Finding Vivian Maier Opens Fri., April 11 at Seven Gables. Not rated.

Finding Vivian Maier

Opens Fri., April 11 at Seven Gables. 
Not rated. 83 minutes.

The biggest discovery of 20th-century photography was made in 2007 by Chicago flea-market maven/historian John Maloof. Vivian Maier was a nanny who died soon thereafter, indigent and mentally ill, a hoarder. Maloof bought trunks of her negatives with no idea what they contained. The revelation of those images, in a series of art shows—including at Photo Center NW last year—and books, immediately placed her in the front rank of street photographers like Robert Frank, Lee Friedlander, and Garry Winogrand. But who the hell was she?

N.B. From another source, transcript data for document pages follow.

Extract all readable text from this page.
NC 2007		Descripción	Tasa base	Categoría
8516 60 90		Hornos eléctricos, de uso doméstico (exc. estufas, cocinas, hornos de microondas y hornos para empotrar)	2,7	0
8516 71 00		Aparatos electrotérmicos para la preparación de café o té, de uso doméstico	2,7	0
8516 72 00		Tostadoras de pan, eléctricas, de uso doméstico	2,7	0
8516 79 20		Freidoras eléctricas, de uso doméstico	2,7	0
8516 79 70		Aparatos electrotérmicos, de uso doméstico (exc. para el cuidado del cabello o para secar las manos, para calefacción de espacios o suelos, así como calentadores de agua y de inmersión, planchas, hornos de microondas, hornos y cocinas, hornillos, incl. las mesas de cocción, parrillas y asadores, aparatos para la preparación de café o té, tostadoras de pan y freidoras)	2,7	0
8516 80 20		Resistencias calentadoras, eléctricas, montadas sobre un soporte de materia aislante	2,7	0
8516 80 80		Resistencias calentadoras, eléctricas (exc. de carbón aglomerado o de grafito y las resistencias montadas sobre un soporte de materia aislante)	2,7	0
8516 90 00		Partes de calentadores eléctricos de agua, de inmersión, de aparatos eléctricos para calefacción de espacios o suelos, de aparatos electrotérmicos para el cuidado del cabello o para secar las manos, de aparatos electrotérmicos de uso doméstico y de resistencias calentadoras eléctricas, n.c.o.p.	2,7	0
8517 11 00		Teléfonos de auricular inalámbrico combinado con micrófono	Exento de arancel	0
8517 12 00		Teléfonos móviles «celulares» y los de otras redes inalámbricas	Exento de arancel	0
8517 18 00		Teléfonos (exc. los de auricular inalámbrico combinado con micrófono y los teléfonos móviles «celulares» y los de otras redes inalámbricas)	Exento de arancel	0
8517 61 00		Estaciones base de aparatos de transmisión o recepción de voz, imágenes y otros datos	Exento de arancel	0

Now Maloof and Charlie Siskel have directed a kind of documentary detective story about the enigmatic spinster (1926–2009). It’s an irresistible quest, as Maloof interviews the now-grown kids Maier cared for, plus a few fleeting friends and acquaintances, who had no idea of her gifts. I don’t want to spoil the sleuthing in this sad, intriguing movie, which also functions as a sales reel for more books and shows to follow from a massive archive that’s still being indexed and printed. Maloof has become a one-man industry on Maier’s posthumous behalf: curator, champion, and businessman. Maier’s prints are selling in a way those of the tired icons of the last century are not; she’s trendy not just because of her eye—excellent, with many new (to me) images included here—but because of her mystery.

That’s where, despite the film’s art-history appeal, I part ways with Maloof. Do we really need to know an artist—Frank, Winogrand, Diane Arbus, whomever—to appreciate their work? Why must there always be psychology on the other side of the lens? Maier was almost pathologically secretive (“sort of a spy,” she said), but all photographers hide behind the camera. Would she have wanted her images seen by the public? Maloof conclusively answers that question. Would she have wanted his movie to be made? All her grown charges say the same: No.